Pelargonium x fragrans is not a natural Pelargonium species, but a horticulturally developed hybrid created from P. odoratissimum and P. exstipulatum. The plants are common in South African and other gardens.
A hybrid is a plant resulting from cross-pollinating two different plant varieties or species, deliberately as in horticulture or naturally in the wild. Several cultivars have also been developed from the hybrid. Cultivar means that specimens had been selected from the wild or in cultivation for growing plants with desirable characteristics and maintained in stable form by propagation to warrant a marketable identity. There may be patent and thus property rights associated with cultivars, underpinned by varying legislation relating to plant breeding in many countries, including South Africa.

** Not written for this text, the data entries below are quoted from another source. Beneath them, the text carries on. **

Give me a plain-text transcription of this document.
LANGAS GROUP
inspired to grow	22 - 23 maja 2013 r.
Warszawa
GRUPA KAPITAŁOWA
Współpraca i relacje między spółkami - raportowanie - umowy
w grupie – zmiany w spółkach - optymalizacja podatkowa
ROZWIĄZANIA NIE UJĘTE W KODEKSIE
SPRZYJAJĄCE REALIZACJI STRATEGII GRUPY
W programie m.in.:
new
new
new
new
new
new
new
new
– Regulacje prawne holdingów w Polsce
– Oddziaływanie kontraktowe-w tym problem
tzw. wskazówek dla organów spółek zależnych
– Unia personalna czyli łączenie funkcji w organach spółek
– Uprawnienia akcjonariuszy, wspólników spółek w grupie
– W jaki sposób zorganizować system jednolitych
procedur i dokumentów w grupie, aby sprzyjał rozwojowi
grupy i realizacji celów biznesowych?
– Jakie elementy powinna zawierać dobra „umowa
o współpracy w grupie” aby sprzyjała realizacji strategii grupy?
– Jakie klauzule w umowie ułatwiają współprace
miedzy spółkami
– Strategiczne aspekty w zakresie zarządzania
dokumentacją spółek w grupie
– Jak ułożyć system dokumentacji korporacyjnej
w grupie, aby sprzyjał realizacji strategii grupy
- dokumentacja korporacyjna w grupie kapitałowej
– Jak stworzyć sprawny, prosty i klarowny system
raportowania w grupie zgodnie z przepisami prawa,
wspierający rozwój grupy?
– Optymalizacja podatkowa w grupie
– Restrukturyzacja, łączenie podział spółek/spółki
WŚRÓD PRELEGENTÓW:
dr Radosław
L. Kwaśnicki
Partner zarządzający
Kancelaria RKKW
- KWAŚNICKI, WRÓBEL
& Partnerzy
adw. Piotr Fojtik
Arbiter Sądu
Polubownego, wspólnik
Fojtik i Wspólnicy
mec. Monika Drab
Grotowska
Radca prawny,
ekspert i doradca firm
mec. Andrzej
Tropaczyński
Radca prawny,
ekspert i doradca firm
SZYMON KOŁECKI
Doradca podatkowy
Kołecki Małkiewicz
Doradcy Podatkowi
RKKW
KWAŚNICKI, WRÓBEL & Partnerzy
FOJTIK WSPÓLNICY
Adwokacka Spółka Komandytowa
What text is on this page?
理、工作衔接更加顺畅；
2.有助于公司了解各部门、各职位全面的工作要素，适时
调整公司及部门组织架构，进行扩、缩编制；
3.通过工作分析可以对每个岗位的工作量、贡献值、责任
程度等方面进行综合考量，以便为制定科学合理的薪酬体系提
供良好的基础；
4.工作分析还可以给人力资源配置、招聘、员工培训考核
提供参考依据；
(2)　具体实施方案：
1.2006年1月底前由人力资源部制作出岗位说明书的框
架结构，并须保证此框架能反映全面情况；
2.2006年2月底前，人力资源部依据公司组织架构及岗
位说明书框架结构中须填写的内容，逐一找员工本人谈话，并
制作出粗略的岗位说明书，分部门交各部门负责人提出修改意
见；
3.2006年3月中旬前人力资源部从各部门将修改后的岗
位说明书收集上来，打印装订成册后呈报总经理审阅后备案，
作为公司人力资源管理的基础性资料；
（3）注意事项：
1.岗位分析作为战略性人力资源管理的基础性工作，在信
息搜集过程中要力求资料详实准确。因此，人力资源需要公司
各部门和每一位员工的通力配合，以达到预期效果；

A cultigen is a plant deliberately altered or selected by people for commercial value in horticulture, agriculture or forestry. This study field is large, pioneered during the first half of the 20th century by Liberty Hyde Bailey, an American horticulturist. The difference between cultivars and cultigens: a cultigen is any plant with origin primarily due to intentional human activity, while a cultivar is a formally recognized category within cultigens, a specific cultivated variety of a species or hybrid, named and classified under the International Code of Nomenclature for Cultivated Plants (ICNCP) (Bond and Goldblatt, 1984; Wikipedia).